A study of 300 “next-generation” advisors in the US finds that they are not scared of artificial intelligence taking their jobs and think this tech will benefit their business.

The survey, from Advisor360°, a provider of integrated technology for enterprise wealth management firms, found that 64 per cent of younger advisors call generative AI “a help” for their practice, while 57 per cent believe it is a benefit to the industry.

The firm’s 2024 Connected Wealth Report: AI & the Next-Gen Advisor, looks at how the next generation of financial advisors perceives AI. The advisors in this survey were more or less 36.5 years old, had been in the business for 10 years at firms with $9 billion or more in assets under management, and each managed $40 million in client assets.

Controversy and interest in AI continues in the wealth management sector. The drama at OpenAI in recent days highlights how important AI now is. The explosion of interest around AI this year – as seen by the rise of the ChatGPT platform – has prompted some, such as entrepreneur Elon Musk, to caution about the dangers. On the flipside, Silicon Valley venture capitalist and technology thought leader Marc Andreessen has argued that AI is a major productivity tool and that pessimism and scary scenarios are unwarranted.

In other findings, the Advisor360° study showed that 21 per cent of advisors surveyed consider generative AI to be a threat to their personal livelihood and 31 per cent call it a threat to the industry.

“The up-and-coming generation of financial advisors sees generative AI tools as potentially effective for growing and managing their businesses,” Darren Tedesco, president, Advisor360°, said. “Advisors are looking to AI to take on administrative and operational tasks so they can focus on higher value activities, like meeting with current and prospective clients.”

Some 83 per cent of respondents already have access to tools with natural language generation technology – such as ChatGPT – but only 44 per cent say they currently use them for client communications.

The study notes that having access to these tools and using them are two different things. Advisors’ top challenge with generative AI is that they are “hamstrung by firm policies on the technologies they can use,” the study said.
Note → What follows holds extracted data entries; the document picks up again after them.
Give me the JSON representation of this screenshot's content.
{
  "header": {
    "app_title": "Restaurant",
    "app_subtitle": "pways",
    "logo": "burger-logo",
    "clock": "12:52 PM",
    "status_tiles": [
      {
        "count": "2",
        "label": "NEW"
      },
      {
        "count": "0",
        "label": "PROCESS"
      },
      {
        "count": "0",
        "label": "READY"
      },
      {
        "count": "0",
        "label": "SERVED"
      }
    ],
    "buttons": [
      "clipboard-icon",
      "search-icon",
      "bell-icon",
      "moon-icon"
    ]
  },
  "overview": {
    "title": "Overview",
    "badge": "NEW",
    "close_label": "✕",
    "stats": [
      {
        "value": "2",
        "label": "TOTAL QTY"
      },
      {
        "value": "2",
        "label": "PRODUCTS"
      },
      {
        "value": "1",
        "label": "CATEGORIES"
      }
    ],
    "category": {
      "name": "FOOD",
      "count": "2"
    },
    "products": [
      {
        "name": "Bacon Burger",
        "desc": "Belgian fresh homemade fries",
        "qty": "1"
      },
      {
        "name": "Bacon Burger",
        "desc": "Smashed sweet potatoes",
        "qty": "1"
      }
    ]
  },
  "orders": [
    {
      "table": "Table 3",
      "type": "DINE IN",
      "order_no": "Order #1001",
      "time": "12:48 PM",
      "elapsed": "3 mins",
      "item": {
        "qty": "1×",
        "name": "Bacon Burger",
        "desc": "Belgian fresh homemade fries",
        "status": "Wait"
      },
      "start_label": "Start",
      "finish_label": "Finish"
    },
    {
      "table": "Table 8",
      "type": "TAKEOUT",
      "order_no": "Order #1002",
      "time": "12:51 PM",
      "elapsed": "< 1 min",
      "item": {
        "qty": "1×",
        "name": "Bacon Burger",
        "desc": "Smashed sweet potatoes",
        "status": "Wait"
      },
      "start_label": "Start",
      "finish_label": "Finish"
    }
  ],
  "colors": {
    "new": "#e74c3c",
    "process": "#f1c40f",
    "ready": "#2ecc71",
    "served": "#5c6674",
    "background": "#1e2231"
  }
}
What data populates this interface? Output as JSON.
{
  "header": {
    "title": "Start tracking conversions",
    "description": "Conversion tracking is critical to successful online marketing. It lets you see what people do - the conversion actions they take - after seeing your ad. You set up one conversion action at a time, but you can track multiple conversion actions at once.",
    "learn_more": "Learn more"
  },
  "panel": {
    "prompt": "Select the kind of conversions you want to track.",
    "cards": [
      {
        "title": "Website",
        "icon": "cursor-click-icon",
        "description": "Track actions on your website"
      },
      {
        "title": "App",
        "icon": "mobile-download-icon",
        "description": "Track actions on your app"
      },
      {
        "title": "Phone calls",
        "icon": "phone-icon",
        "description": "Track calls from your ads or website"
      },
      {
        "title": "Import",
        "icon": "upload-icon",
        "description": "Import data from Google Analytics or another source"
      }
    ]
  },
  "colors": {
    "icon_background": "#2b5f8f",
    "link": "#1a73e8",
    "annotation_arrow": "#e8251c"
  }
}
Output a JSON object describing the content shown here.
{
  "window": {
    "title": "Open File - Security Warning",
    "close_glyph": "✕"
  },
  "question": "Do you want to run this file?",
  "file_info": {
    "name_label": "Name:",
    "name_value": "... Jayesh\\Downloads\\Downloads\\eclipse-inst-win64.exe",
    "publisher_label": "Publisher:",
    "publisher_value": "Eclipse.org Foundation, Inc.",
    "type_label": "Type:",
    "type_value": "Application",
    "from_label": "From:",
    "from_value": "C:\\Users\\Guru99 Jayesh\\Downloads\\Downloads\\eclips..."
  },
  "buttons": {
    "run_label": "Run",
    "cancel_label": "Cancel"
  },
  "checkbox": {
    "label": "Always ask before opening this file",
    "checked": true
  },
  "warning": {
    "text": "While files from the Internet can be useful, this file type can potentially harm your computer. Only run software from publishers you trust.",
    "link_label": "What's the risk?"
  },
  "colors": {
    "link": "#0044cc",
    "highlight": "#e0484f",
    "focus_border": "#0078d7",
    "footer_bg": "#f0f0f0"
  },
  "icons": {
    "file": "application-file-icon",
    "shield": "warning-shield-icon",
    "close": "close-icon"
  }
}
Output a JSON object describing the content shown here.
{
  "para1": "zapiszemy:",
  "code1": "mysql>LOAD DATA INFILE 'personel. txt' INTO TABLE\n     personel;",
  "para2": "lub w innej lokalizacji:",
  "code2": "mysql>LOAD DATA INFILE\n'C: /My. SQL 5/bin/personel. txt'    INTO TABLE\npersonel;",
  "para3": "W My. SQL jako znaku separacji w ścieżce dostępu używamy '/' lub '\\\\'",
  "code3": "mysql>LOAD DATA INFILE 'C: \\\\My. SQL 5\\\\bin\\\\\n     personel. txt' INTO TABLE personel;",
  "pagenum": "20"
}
While nearly all respondents say their firms have AI strategies, 43 per cent say advisors should be more involved in shaping them.

More than half of advisors say their firms do not have established policies on how to use generative AI, although firms seem to be working to address this. Already 27 per cent of advisors surveyed say generative AI policies are in development at their firms.

Advisors surveyed say a more concrete direction is needed, with 68 per cent asking for specific regulatory guidance on working with AI. Only 32 per cent of respondents think existing rules will suffice in the future.

“The wealth management industry has only started to scratch the surface on what generative AI can do,” Tedesco said. “Firms with the right systems in place joined with comprehensive and clean data can expect to realize mammoth gains in efficiency, as generative AI is able to tackle more streamlined processes and automated tasks faster and with fewer errors.”

Advisor360° is headquartered in Weston, Massachusetts, with offices in Bengaluru, India; Belfast, Northern Ireland; and a remote workforce in Canada.